PRICE FIXING CLAIM AGAINST INSURERS SURVIVES DISMISSAL

In Quality Auto Painting Center of Roselle, Inc. v. State Farm Indemnity Co., Case No. 15-14160 (decided September 7, 2017), the United States Court of Appeals for the Eleventh Circuit reversed the dismissal of a price fixing claim against auto insurers brought by repair shops.

The appeal arose out of a collection of cases consolidated in a multi-district proceeding. The plaintiffs were automobile body shops. The defendants were writers of automobile insurance. The auto body shops challenged the conduct of the auto insurers in reimbursing body shops for insured repairs. Among other challenges, the auto body shops contended that the largest of the insurers had arbitrarily set a labor reimbursement rate that did not reflect market realities and that other insurers had agreed to use that same reimbursement rate. The plaintiffs also alleged that the insurance companies made misleading statements to their insureds in order to force the body shops to comply with the insurers’ allegedly unreasonable practices.

Among other claims, the plaintiffs contended that the insurance companies’ practices amounted to a horizontal price-fixing agreement in violation of Section 1 of the Sherman Antitrust Act.

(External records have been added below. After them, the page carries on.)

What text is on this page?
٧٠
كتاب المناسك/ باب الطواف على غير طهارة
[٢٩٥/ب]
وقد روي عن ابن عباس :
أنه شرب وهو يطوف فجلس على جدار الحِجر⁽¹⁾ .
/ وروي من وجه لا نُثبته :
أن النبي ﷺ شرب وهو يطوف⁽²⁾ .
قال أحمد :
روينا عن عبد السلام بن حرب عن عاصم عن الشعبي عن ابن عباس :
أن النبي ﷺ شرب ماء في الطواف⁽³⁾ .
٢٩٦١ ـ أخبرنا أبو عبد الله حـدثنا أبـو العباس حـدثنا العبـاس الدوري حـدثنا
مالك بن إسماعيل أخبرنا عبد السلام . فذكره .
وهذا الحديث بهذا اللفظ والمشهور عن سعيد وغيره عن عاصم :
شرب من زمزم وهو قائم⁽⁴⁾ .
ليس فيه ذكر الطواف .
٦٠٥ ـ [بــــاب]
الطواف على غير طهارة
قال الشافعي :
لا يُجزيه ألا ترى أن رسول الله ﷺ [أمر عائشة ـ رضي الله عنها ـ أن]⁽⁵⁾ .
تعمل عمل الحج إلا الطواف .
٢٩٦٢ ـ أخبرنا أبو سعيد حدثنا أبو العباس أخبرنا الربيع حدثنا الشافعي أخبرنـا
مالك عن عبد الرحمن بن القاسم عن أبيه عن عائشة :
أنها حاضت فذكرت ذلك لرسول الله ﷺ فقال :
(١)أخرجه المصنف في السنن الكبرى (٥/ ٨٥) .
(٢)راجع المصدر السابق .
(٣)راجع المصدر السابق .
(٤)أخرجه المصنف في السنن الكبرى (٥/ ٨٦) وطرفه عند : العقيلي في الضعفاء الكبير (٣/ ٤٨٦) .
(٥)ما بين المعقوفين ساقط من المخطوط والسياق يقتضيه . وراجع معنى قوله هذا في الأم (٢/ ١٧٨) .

The district court had dismissed the antitrust claims and other claims, and the Court of Appeals reversed the dismissal of the alleged price fixing claim. The Court concluded that the plaintiffs had plead sufficient facts to establish that the parallel conduct of the insurers in their reimbursement practices, when considered with two “plus factors,” were enough to establish “a plausible inference of an illegal agreement.” However, a dissenting judge concluded that the alleged “plus factors” merely evidenced parallel conduct, not an agreement.